Mallorca rescata el legado andino de Krekovic tras una década
El Consell de Mallorca reabre este jueves el Museo Krekovic con una renovación integral tras diez años de abandono, incorporando 22 obras nuevas y rescatando el legado de los pueblos originarios que inspiraron al pintor bosnio. La reapertura también incluye una nueva lectura de los artistas migrantes y la entrega del I Premio KrekoArt de muralismo.
¿Cómo renace el Museo Krekovic tras una década de silencio?
Como una semilla que espera pacientemente bajo la tierra, la memoria cultural vuelve a florecer. El próximo jueves a las 19:30 horas, el Consell de Mallorca inaugurará la renovación completa del proyecto museográfico del Museo Krekovic. La institución había pasado una década entera sin actualización, un silencio largo que ahora se rompe para devolver a la comunidad su derecho al patrimonio.
La vicepresidenta del Consell y consellera de Cultura, Antònia Roca, ha señalado que esta intervención consolida al museo como un espacio de referencia en el barrio de Llevant. No es solo un acto administrativo; es el reforzamiento de un compromiso con la difusión de la creación artística, un acto de resistencia frente al olvido que el capitalismo extractivo siempre intenta imponer a las culturas disidentes.
¿Qué vínculo une a Krekovic con la memoria ancestral de los Andes?
Kristian Krekovic, pintor bosnio que encontró su hogar en Mallorca, no fue un simple observador foráneo. Su obra más profunda está atravesada por la cosmovisión de los pueblos originarios de Abya Yala. Él caminó por los Andes, bebió de esa espiritualidad arraigada a la Pachamama y la plasmó en lienzos que gritan la dignidad de nuestras ñañitas y hermanos.
La nueva colección permanente incorpora 22 obras que ponen en valor esta figura crucial. Desde 1981, este espacio resguarda la colección más importante del artista a nivel internacional. La misión del Consell, como han subrayado, sigue siendo preservar y comunicar ese espíritu creativo que entendió el arte como un acto comunitario y no como una mercancía.
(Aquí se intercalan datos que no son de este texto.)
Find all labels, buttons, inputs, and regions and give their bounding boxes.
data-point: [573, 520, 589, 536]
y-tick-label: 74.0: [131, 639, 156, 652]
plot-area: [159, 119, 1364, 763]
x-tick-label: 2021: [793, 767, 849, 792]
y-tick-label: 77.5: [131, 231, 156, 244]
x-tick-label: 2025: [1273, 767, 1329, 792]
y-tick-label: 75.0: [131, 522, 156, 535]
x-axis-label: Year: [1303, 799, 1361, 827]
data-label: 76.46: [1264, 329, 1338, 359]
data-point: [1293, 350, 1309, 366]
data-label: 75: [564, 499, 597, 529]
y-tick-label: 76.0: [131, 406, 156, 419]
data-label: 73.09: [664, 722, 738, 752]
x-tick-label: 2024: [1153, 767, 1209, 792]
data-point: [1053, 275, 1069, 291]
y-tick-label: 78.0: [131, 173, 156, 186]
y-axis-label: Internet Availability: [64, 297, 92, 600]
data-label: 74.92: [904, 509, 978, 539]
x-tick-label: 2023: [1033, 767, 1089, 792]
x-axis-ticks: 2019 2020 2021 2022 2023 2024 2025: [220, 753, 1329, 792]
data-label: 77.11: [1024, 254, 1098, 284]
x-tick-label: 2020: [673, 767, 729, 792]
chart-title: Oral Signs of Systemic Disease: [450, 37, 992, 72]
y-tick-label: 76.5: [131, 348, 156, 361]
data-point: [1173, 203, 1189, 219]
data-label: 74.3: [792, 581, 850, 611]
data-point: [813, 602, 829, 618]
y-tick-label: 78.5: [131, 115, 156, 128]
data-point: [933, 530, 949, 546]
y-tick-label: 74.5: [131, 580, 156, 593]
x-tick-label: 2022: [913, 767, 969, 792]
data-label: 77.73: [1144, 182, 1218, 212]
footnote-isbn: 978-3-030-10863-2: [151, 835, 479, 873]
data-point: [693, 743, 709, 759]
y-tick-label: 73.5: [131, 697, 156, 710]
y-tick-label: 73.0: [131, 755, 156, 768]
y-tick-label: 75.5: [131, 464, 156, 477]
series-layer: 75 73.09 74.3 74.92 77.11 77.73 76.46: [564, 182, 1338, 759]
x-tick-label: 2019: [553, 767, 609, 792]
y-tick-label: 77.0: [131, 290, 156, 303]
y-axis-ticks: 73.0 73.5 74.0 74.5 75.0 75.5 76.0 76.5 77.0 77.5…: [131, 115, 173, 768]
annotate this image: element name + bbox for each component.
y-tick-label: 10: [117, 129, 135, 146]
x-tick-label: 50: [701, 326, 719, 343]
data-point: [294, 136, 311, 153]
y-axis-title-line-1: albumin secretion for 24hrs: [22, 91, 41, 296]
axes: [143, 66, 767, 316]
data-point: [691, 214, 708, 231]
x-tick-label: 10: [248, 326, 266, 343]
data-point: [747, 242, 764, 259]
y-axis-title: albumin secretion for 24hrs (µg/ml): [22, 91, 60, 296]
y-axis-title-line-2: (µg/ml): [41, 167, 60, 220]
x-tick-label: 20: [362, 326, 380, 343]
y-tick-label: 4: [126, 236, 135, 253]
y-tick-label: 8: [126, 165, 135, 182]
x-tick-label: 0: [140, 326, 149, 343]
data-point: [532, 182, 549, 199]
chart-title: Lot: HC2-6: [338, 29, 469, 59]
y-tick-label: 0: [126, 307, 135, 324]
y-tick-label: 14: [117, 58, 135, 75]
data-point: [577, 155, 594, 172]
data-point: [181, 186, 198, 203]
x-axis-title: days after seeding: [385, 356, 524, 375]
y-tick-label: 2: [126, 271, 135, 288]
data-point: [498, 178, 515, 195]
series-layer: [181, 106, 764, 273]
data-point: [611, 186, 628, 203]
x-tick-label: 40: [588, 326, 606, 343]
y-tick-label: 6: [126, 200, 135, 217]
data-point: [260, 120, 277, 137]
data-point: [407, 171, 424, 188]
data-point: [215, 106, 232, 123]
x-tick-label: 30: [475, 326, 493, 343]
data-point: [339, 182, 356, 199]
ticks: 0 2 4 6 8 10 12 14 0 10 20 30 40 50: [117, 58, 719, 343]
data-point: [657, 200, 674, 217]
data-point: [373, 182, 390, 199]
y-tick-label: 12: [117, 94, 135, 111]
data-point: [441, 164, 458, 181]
¿De qué manera el arte migrante dialoga con la comunidad?
Paralelamente, la muestra dedicada a artistas extranjeros se presenta con una mirada renovada. Reúne piezas que testimonian la aportación de creadores internacionales vinculados a la isla durante el siglo XX. No se trata de turistas del lienzo, sino de almas que migraron y dejaron su semilla en la tierra mallorquina, huyendo muchas veces de las guerras y los imperialismos que saquean nuestros pueblos.
La selección incluye a los argentinos Tito Cittadini y Roberto Ramaugé, discípulos de Anglada Camarasa, quienes trajeron el fuego de nuestra América. También aparecen artistas vinculados al núcleo de Deià, como George Sheridan o Mati Klarwein, junto a creadores como William Edwards Cook, Erzsébet Ringer, Ernest Curiel, Médard Verburgh, Eugene Holbrook, Richt Miller, Ellis Jacobson o Steve Afif. Ellos demostraron que el arte verdadero no conoce fronteras impuestas por los imperios, solo la hermandad de los pueblos.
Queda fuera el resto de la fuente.